I'll never forget the first time I saw the love of my life; My beloved Inky.

It was on February 15th 2003. A few days before, me, my mother and my younger sister were planning to visit the Birmingham dogs home.

We almost didn't get to go because my mother was reluctant to get up but we coaxed her into getting up and soon enough we were at the dogs home. We entered the place and walked past the place where a few cats are usually caged and to my disappointment, there were no cats to be seen. But my sister called me back to look again inside one of the cages I initially thought to be empty.

Inside this cage was a beautiful black cat with her back facing us. She was hiding under what appeared to be a tile of carpet glued to the wall of her cage. We all started cooing over how beautiful she was. Her face and muzzle structure clearly showed that she at least had some oriental in her and her black coat had a thin glossy silkiness of the kind you wouldn't see in an 'ordinary' moggy (I.e thicker and plushier).

I looked at the tag on her cage and I still remember the exact wording on it;

_NAME: Inky
AGE: 5 yrs old
SEX: F
BREED: Siamese/Normal Cat
Price: ￡25

Hello! My name is Inky.
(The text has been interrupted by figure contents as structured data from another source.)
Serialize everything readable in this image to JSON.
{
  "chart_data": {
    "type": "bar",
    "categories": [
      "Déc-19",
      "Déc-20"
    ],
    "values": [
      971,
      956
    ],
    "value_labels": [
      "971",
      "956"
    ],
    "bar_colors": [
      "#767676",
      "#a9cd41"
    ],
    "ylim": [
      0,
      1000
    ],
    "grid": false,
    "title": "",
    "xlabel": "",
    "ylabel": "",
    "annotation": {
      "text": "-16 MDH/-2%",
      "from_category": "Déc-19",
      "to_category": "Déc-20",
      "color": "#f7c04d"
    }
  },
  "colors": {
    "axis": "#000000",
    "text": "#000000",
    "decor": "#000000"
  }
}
I'm five years old and I've never been outside before._

Bear in mind that I hadn't owned a cat for many many years. All of us were enamored with her and felt enormous pity for how miserable she looked, cowering under her carpet tile with her back turned, occasionally turning her head to look at us with her pretty lemon-shaped slightly slanted green eyes.

So my mother phoned my step father to ask if we could spend ￡25 and give her a home with us. He said yes. So we went to reception and inquired about buying Inky. They got a young man to take her out of the cage to show her to us more closely. The young man took her out of the cage and she was grabbing onto him for dear life because of the dogs barking and because she was very shy.
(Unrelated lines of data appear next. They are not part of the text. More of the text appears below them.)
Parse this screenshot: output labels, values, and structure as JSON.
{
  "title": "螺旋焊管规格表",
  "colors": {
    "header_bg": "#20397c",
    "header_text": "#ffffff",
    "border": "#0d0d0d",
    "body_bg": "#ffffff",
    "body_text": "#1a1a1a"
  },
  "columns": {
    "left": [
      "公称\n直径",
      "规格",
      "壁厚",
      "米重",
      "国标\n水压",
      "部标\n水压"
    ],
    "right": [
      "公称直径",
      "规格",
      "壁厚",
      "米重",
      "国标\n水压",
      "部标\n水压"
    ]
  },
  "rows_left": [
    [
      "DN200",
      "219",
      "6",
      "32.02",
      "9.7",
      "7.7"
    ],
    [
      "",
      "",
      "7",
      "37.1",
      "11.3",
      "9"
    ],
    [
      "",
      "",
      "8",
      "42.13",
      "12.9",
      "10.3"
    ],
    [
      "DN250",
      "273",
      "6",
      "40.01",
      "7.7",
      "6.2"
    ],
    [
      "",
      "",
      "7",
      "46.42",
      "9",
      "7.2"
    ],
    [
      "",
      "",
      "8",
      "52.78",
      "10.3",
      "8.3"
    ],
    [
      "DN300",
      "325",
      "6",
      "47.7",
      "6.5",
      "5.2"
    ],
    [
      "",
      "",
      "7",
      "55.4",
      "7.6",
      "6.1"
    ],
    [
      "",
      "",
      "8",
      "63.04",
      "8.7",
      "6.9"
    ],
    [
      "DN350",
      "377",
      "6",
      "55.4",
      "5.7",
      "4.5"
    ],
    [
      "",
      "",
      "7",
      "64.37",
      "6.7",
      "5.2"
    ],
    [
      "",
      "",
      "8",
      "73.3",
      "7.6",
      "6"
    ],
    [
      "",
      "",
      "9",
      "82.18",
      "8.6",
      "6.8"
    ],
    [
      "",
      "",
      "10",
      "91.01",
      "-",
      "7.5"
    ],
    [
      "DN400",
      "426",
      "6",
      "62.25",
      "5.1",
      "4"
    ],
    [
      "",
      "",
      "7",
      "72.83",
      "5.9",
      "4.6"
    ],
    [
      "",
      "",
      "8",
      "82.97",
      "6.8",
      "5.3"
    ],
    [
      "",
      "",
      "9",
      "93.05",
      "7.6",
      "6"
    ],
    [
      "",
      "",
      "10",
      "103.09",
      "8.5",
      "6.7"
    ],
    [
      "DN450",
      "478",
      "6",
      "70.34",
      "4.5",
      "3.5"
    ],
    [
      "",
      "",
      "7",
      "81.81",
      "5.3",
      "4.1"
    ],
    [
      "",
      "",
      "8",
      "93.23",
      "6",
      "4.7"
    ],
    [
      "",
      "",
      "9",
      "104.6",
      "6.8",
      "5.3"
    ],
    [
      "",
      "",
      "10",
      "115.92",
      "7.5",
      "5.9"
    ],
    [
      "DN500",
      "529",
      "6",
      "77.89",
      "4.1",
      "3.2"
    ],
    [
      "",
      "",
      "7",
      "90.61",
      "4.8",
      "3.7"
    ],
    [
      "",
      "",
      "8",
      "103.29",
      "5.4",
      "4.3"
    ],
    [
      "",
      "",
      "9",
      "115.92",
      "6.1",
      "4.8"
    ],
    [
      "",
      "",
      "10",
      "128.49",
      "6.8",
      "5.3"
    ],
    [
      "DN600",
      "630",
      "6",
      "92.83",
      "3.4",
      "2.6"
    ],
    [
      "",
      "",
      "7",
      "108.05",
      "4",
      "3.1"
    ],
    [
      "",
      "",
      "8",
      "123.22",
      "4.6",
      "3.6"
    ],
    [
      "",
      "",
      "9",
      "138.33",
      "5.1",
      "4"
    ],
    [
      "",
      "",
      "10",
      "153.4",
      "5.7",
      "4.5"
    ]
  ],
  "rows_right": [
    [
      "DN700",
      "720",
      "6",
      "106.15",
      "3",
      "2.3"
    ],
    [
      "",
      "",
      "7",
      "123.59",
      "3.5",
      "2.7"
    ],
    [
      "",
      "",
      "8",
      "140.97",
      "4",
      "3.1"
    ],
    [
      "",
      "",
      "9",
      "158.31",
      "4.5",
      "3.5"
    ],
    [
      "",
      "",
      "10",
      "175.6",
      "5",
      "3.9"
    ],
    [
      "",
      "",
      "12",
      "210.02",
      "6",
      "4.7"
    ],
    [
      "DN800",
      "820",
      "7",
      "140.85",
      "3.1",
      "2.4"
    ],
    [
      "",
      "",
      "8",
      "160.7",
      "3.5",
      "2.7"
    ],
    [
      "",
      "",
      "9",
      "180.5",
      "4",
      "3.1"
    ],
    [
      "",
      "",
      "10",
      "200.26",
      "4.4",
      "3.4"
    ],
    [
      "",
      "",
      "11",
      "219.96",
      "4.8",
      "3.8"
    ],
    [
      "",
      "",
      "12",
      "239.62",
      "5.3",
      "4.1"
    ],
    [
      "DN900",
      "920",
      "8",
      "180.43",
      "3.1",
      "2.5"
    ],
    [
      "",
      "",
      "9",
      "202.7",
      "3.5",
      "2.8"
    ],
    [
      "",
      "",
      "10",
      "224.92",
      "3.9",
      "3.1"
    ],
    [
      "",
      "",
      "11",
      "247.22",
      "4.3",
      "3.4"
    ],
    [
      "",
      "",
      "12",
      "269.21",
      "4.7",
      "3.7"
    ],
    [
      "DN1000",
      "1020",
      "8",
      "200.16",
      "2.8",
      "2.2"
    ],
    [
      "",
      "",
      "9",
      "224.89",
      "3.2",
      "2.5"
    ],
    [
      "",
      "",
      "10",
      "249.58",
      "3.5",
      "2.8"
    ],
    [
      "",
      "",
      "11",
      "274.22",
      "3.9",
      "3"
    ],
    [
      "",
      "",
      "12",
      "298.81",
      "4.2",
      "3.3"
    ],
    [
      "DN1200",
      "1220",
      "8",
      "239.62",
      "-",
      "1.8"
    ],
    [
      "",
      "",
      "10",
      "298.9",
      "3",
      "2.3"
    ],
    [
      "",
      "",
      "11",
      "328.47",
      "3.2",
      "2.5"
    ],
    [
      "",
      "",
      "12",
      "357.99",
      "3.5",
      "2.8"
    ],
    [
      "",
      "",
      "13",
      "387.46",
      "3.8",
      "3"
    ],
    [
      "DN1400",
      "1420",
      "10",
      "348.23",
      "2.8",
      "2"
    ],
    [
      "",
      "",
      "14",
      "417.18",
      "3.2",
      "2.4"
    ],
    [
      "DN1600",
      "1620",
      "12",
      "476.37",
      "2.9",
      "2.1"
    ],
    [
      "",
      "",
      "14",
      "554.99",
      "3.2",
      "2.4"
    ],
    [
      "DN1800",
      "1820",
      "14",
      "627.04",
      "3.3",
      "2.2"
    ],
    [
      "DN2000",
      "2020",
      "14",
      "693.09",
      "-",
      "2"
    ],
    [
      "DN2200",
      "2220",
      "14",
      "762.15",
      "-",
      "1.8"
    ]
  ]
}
"She's a long cat" commented my mother, referring to just how long Inky's body was, typical of oriental cats. 

"She's very nervous." said the young man. "We'll have to think about whether or not we will rehome her"

My mother was not amused. Even though we didn't go to this dogs home with the intention of coming out of it with a dog or cat, she responded "I came here to buy a cat. She's nervous because she can hear dogs barking"

We took her to the reception and paid for her, inquiring about if they knew where she came from. The woman at the desk said that she came from Kingstanding. That's the only thing we know of her past along with her age and breed and fact that she was strictly an indoor cat. We even bought her a new collar; Pink fabric with spots on it. It clashed with her black fur that was for sure!

Then we took her home with us. It took her quite some weeks to adjust to her new owners and her new house but she adjusted into a wonderful loving girl who means more than the world to me. She attached herself to me in particular and has been one of my best friends ever since. 

It is now April 2011, over 8 years since we brought her. Best ￡25 we ever spent. I still say that it is fate that led me to her, she is truly my beloved.


----------



## Greenport ferals (Oct 30, 2010)

Thanks for sharing this sweet story.


----------



## konstargirl (Feb 4, 2011)

Aw! That was a great story.


----------



## Susan (Mar 29, 2010)

That's a lovely story...lucky for you and Inky that your sister noticed the cages weren't empty!


----------